Ce n’est pas la première fois, et sûrement pas la dernière, que la question du statut de l’islam en France est posée, et d’abord par le gouvernement. Nous avons eu l’occasion d’évoquer la façon dont Emmanuel Macron entend la traiter. Le moins qu’on puisse dire, c’est qu’elle ne soulève pas l’enthousiasme, et d’abord celui des principaux intéressés. Une double page dans Le Monde daté de mercredi rend compte d’un scepticisme assez bien exprimé dans une tribune de Rachid Benzine : « On peut avoir légitimement le sentiment que l’immense majorité des fidèles du Coran en France se montrent peu intéressés par la mise en place de structures censées les représenter. » Et par ailleurs, n’y a-t-il pas une étrange contradiction de la part d’un État, qui ne cesse de brandir la loi de séparation de 1905, à vouloir intervenir dans les affaires intérieures d’une religion ?

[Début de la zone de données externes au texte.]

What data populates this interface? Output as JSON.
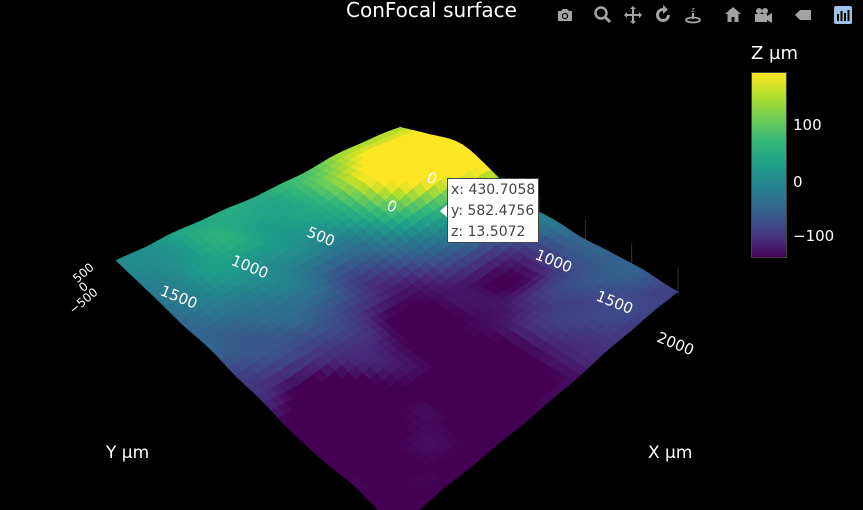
{
  "title": "ConFocal surface",
  "modebar": [
    {
      "name": "camera-icon",
      "label": "Download plot as a png"
    },
    {
      "name": "zoom-icon",
      "label": "Zoom"
    },
    {
      "name": "pan-icon",
      "label": "Pan"
    },
    {
      "name": "orbit-rotation-icon",
      "label": "Orbital rotation"
    },
    {
      "name": "turntable-rotation-icon",
      "label": "Turntable rotation"
    },
    {
      "name": "home-icon",
      "label": "Reset camera to default"
    },
    {
      "name": "camera-last-save-icon",
      "label": "Reset camera to last save"
    },
    {
      "name": "hover-toggle-icon",
      "label": "Toggle show closest data on hover"
    },
    {
      "name": "plotly-logo-icon",
      "label": "Produced with Plotly"
    }
  ],
  "chart_data": {
    "type": "surface",
    "title": "ConFocal surface",
    "xlabel": "X µm",
    "ylabel": "Y µm",
    "zlabel": "Z µm",
    "x_ticks": [
      "0",
      "500",
      "1000",
      "1500",
      "2000"
    ],
    "y_ticks": [
      "0",
      "500",
      "1000",
      "1500"
    ],
    "z_ticks": [
      "500",
      "0",
      "−500"
    ],
    "xlim": [
      0,
      2200
    ],
    "ylim": [
      0,
      2000
    ],
    "colorscale": "Viridis",
    "colorbar": {
      "title": "Z µm",
      "ticks": [
        "100",
        "0",
        "−100"
      ],
      "range": [
        -150,
        190
      ]
    },
    "bumps": [
      {
        "x": 350,
        "y": 350,
        "z": 170
      },
      {
        "x": 500,
        "y": -50,
        "z": 180
      },
      {
        "x": 1300,
        "y": 400,
        "z": -120
      },
      {
        "x": 1800,
        "y": 1000,
        "z": -130
      },
      {
        "x": 1200,
        "y": 950,
        "z": -110
      },
      {
        "x": 1400,
        "y": 1700,
        "z": -120
      },
      {
        "x": 800,
        "y": 900,
        "z": -60
      },
      {
        "x": 300,
        "y": 1500,
        "z": 40
      }
    ],
    "hover": {
      "x": "x: 430.7058",
      "y": "y: 582.4756",
      "z": "z: 13.5072"
    }
  },
  "colors": {
    "background": "#000000",
    "text": "#ffffff",
    "modebar_icon": "#a3a3a3",
    "modebar_active": "#9ec3e6"
  }
}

On aurait tort, toutefois, de reprocher à cet État de vouloir résoudre une difficulté qui met en cause l’équilibre même de la nation, sa paix intérieure. Alors que faire ? Dans les mêmes pages du Monde, un autre contributeur, Houari Bouissa, insiste sur l’enseignement du fait religieux à l’école, dans un but de meilleure reconnaissance des Français entre eux. L’intention est sans doute louable, mais l’auteur de l’article se charge lui-même d’en souligner la nature très particulière, plus propre à provoquer de nouvelles déchirures qu’à concilier. En effet, que signifie « repenser le fait religieux dans son historicité », c’est-à-dire « dans sa dimension critique » propre à la débarrasser de « son caractère mythique ». Une réduction rationaliste d’un phénomène religieux ne peut que provoquer un soulèvement général de la part des musulmans religieux.
Il faudra choisir d’autres voies, peut-être moins ambitieuses. Je retiendrais particulièrement celle indiquée par Pierre Manent dans un passionnant dialogue avec Rémi Brague publié dans le mensuel L’Incorrect. Un grand pas serait franchi si nos compatriotes musulmans acceptaient le principe de la liberté religieuse et donc la possibilité de se convertir à une autre religion. Ce serait le signe tangible qu’ils acceptent une règle de vie commune indispensable, pour participer, avec une pleine loyauté, à la vie de notre nation. Ce serait une concession sans doute lourde à accepter, mais sans elle il n’y a aucune possibilité de former une communauté unie et paisible.
Chronique diffusée sur Radio Notre-Dame le 7 mars 2018.